Dance - Safe Bet

National Black Arts Festival spotlights the tried-and-true

For the record, we want to say that we love the idea of the National Black Arts Festival. We’re devoting the entire Arts section to it this week, in fact. Where better than Atlanta to showcase the very best that black American artists have to offer. Harlem? Motown? They had their day. Today, we say, the renaissance is in Atlanta.

That’s why we find ourselves disappointed by the lineup of this year’s festival, which seems to have been put together mostly by curators who stopped paying attention a few moments before the Sugarhill Gang. This is a festival in Atlanta, but not really of Atlanta. Nevertheless, our black artists are innovators who have repeatedly caught the attention of the nation and the world, but they and their cutting-edge counterparts from around the country are meagerly represented at this year’s NBAF.

Yes, we’re glad to see country-cool Nappy Roots on the music roster, but where’s the rest of the hip-hop music scene in this year’s Billy Ocean of jazz and ponds of R&B? Will Power’s one-man show, Flow, looks promising, but the big lights will be turned on True Colors’ production of Pearl Cleage’s Flyin’ West. Why dust off a 13-year-old play when a new work by an established or rising African-American playwright could be premiered? Happy as we are to have Alvin Ailey dancer Ronald K. Brown’s company, Evidence, come to town, it’s the only dance company in the entire festival (not counting a collaboration with local percussionists/dancers Giwayen Mata). Only one African-American dance company? Really? And although black poets dominate the vibrant world of spoken word, the NBAF poetry programming seems like an afterthought.

There are plenty of good, talented, well-established black artists on the festival schedule this year. We just get the sense that NBAF is trying too hard to play it “safe,” an adjective that, to their immense credit, has rarely characterized the work of black artists in America.

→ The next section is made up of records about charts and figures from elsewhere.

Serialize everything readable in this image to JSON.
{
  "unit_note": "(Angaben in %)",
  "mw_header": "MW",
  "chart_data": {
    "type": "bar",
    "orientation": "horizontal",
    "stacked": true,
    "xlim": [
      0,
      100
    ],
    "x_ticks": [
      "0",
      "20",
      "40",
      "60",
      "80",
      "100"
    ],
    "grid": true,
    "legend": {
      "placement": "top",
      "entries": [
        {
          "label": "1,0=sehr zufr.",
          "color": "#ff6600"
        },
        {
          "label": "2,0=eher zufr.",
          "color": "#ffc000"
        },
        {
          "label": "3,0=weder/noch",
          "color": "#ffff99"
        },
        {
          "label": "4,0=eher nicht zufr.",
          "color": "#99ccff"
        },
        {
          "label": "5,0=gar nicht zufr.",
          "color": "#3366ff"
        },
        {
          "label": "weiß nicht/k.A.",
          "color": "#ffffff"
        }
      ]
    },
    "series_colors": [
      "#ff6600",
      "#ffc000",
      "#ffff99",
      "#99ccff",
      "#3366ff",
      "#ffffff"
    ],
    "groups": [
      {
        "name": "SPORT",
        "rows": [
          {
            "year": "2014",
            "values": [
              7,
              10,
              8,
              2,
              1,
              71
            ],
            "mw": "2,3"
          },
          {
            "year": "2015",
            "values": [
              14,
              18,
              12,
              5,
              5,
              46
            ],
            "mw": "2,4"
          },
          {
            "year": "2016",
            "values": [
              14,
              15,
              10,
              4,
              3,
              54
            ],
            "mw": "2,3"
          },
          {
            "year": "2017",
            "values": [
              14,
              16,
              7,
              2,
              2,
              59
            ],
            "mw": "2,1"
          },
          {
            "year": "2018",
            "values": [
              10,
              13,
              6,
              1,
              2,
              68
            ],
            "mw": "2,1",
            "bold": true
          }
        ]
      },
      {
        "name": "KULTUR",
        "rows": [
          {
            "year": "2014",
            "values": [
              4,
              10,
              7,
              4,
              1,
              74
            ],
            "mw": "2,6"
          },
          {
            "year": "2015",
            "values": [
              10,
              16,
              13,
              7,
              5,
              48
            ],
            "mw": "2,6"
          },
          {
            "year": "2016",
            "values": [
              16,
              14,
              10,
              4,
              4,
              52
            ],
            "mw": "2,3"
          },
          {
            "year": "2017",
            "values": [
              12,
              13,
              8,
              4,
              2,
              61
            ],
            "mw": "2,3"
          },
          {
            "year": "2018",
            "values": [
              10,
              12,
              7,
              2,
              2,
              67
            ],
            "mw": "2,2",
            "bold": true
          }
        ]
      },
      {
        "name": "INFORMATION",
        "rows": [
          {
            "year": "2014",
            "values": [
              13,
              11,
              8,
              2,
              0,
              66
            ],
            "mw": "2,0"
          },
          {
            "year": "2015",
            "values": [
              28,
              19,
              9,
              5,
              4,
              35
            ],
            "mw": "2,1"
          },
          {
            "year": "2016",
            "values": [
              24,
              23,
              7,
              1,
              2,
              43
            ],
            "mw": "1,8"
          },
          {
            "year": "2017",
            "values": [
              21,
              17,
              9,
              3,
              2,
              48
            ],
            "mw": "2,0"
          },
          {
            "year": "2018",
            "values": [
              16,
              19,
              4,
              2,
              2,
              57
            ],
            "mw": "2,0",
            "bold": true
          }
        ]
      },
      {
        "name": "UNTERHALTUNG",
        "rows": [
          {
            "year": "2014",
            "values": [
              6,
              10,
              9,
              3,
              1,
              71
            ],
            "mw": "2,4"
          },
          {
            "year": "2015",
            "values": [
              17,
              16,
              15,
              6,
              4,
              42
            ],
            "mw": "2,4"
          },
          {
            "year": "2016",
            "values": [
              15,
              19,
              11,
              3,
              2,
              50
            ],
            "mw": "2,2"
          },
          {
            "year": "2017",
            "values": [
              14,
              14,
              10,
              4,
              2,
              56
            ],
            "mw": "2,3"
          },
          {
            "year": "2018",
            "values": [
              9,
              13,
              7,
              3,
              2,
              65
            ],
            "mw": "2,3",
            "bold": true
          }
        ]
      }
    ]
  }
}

We know the NBAF has had to stretch its dollars as it makes the transition from a biannual to an annual festival (a move we wholeheartedly applaud), but why not spend a little less on museum pieces like the Neville Brothers (who are halfway to needing to change their names to the Neville Brothers’ Sons) and use the savings to bring the many expressions of today’s black avant-garde to the festival in a much bigger way?